What I thought about this card then: I had the mini card. I thought the helmet was cool.
What I think about this card now: It doesn't really pertain to this card, but Ken McMullen may hold a Dodger card record. He played for L.A. on two different occasions. His first card for the Dodgers was in the 1964 set. He didn't have another card with the Dodgers until the 1973 set (and he's actually in an Angels uniform on that card). That's a gap of eight years between Dodger cards.
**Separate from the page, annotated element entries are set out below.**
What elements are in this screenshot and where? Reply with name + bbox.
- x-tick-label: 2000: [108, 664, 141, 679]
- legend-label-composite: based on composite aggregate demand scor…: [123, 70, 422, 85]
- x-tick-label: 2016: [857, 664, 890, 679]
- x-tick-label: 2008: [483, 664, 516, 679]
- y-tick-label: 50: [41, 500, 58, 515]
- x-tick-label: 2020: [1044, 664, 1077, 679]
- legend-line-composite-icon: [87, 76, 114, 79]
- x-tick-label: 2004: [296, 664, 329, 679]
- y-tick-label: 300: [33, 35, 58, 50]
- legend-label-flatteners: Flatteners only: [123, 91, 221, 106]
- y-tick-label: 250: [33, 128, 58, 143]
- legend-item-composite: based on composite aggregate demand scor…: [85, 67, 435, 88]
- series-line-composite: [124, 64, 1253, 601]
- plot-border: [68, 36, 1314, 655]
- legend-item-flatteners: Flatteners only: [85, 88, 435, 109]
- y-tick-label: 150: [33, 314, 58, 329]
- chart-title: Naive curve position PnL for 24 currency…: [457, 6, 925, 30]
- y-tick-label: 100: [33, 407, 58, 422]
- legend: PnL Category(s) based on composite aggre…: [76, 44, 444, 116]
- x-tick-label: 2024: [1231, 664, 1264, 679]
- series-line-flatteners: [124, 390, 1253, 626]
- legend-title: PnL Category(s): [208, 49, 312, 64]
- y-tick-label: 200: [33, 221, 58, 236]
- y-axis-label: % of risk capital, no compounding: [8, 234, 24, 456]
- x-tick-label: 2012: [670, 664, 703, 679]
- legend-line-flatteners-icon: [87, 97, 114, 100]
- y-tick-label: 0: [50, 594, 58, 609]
I don't know if that's the longest gap for a Dodger player, but I can't think of anyone else right now.
Other stuff: McMullen came up with the Dodgers, but was traded a couple years into his major league career in the deal that also sent Frank Howard, Phil Ortega, Pete Richert and Dick Nen to the Senators in exchange for Claude Osteen and John Kennedy. McMullen became a consistent starter at third base for the Senators from 1965-69.
He was then traded to the Angels and started a couple of years for California. By the time he was shipped back to the Dodgers (in the deal that also brought Andy Messersmith to L.A.), he was a supporting player. The Dodgers had rising star Ron Cey at third base by 1973, so McMullen was a back-up.
In an extraordinarily sad development, McMullen played for the Dodgers in 1974 while his wife was losing a battle with cancer. She had been diagnosed with cancer while she was pregnant, but refused treatment until after the baby was born. She died in '74.
McMullen later played with Oakland and Milwaukee, ending his career in 1977. After his playing career, he created an annual youth fund-raising golf tournament and served as a community liaison with the Dodgers.
Back facts: I love these old-fashioned baseball terms. I probably last heard someone call a left-hander a "portsider" when Joe Garagiola was calling games on television.
Other blog stuff: Two players in this set are celebrating birthdays today. Jim Rice is 58. Dick Allen is 69.